Então, eu permaneceria cega. Aos olhos deles, pelo menos. Era a camuflagem perfeita. Meu único objetivo era sobreviver às próximas semanas até que o plano de Dante estivesse pronto, até que minha nova vida, minha nova identidade, estivesse pronta.
"Não", a voz de Heitor era um comando baixo e frio do corredor, alheio à minha presença. "Nós não queremos isso."
Dr. Esteves ficou em silêncio por um momento, atordoado. "O quê? Heitor, por cinco anos, este foi nosso objetivo."
"Nosso objetivo era gerenciar a condição dela", corrigiu Heitor, seu tom assustadoramente preciso. "A cegueira dela... é melhor assim. Para todos. Camila já passou por estresse suficiente. Se a visão de Lara voltar... complicaria as coisas."
Ele admitiu. Ele estava deliberadamente me mantendo no escuro. Por cinco anos, ele havia balançado a cenoura da recuperação na minha frente, enquanto garantia que eu nunca a alcançasse. Tudo por ela. Pela impostora.
A aliança de casamento no meu dedo, o 'Coração Eterno', de repente pareceu uma algema. Meus dedos se fecharam em torno dela, apertando com tanta força que as bordas afiadas dos diamantes cravejados morderam minha palma. Uma gota de sangue, quente e pegajosa, brotou e pingou no carpete branco imaculado. Eu não senti a dor.
Tropecei de volta para o meu quarto, minha respiração vindo em arquejos irregulares. Meu corpo tremia com uma raiva tão profunda que me deixou fraca. Esbarrei na grande foto de casamento emoldurada na minha cômoda - um retrato em tamanho real de Heitor beijando minha bochecha, seus olhos fechados em aparente adoração. A foto caiu no chão, o vidro se estilhaçando.
Uma lágrima, quente e solitária, finalmente escapou e traçou um caminho pela minha bochecha. Depois outra. E outra. Até que eu estava engasgando em soluços silenciosos e convulsivos. A dor era uma coisa física, um monstro arranhando para sair do meu peito. Então, tão rapidamente quanto veio, se foi, substituída por uma risada oca e ecoante que soava como vidro quebrando.
Ajoelhei-me, pegando cuidadosamente a foto dos destroços. Levei-a para a fragmentadora no escritório de Heitor, uma máquina que ele uma vez se gabou de poder destruir segredos corporativos. Alimentei nossos rostos sorridentes em sua boca faminta. O barulho da moagem foi o som mais satisfatório que eu já ouvi.
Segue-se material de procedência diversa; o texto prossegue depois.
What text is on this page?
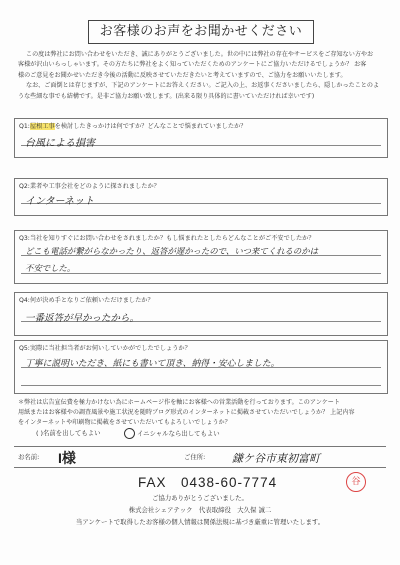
お客様のお声をお聞かせください

この度は弊社にお問い合わせをいただき、誠にありがとうございました。世の中には弊社の存在やサービスをご存知ない方やお

客様が沢山いらっしゃいます。その方たちに弊社をよく知っていただくためのアンケートにご協力いただけるでしょうか？ お客

様のご意見をお聞かせいただき今後の活動に反映させていただきたいと考えていますので、ご協力をお願いいたします。

なお、ご面倒とは存じますが、下記のアンケートにお答えください。ご記入の上、お返事くださいましたら、隠しかったことのよ

うな些細な事でも結構です。是非ご協力お願い致します。(出来る限り具体的に書いていただければ幸いです)

Q1:屋根工事を検討したきっかけは何ですか？どんなことで悩まれていましたか？
台風による損害
Q2:業者や工事会社をどのように探されましたか？
インターネット
Q3:当社を知りすぐにお問い合わせをされましたか？もし悩まれたとしたらどんなことがご不安でしたか？
どこも電話が繋がらなかったり、返答が遅かったので、いつ来てくれるのかは
不安でした。
Q4:何が決め手となりご依頼いただけましたか？
一番返答が早かったから。
Q5:実際に当社担当者がお伺いしていかがでしたでしょうか？
丁寧に説明いただき、紙にも書いて頂き、納得・安心しました。
＊弊社は広告宣伝費を極力かけない為にホームページ作を軸にお客様への営業活動を行っております。このアンケート
用紙またはお客様やの調査風景や施工状況を随時ブログ形式のインターネットに掲載させていただいでしょうか？ 上記内容
をインターネットや印刷物に掲載をさせていただいてもよろしいでしょうか？
( )名前を出してもよい	イニシャルなら出してもよい
お名前: I様	ご住所: 鎌ケ谷市東初富町
FAX　0438-60-7774	谷
ご協力ありがとうございました。
株式会社シェアテック　代表取締役　大久保 誠二
当アンケートで取得したお客様の個人情報は関係法規に基づき厳重に管理いたします。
"Lara?" A voz de Heitor veio da porta. "Que barulho foi esse? Você está bem?"
Eu me virei, meu rosto uma máscara perfeita de serenidade cega. "Apenas me livrando de alguns arquivos antigos, querido. Coisas que têm erros."
Ele se aproximou, espiando o confete de papel na lixeira. "Isso parece familiar...", ele murmurou, mas sua atenção já estava se desviando. Ele era um homem que só via o que queria ver.
Nesse momento, Camila apareceu na porta, segurando um enorme buquê de lírios. "Feliz aniversário, Lara!", ela disse animadamente, seu sorriso largo e deslumbrante.
Minha garganta se fechou. O cheiro enjoativo e doce dos lírios, uma flor à qual eu era violentamente alérgica, encheu o ar. Dobrei-me, tossindo, meus olhos lacrimejando com lágrimas genuínas e dolorosas.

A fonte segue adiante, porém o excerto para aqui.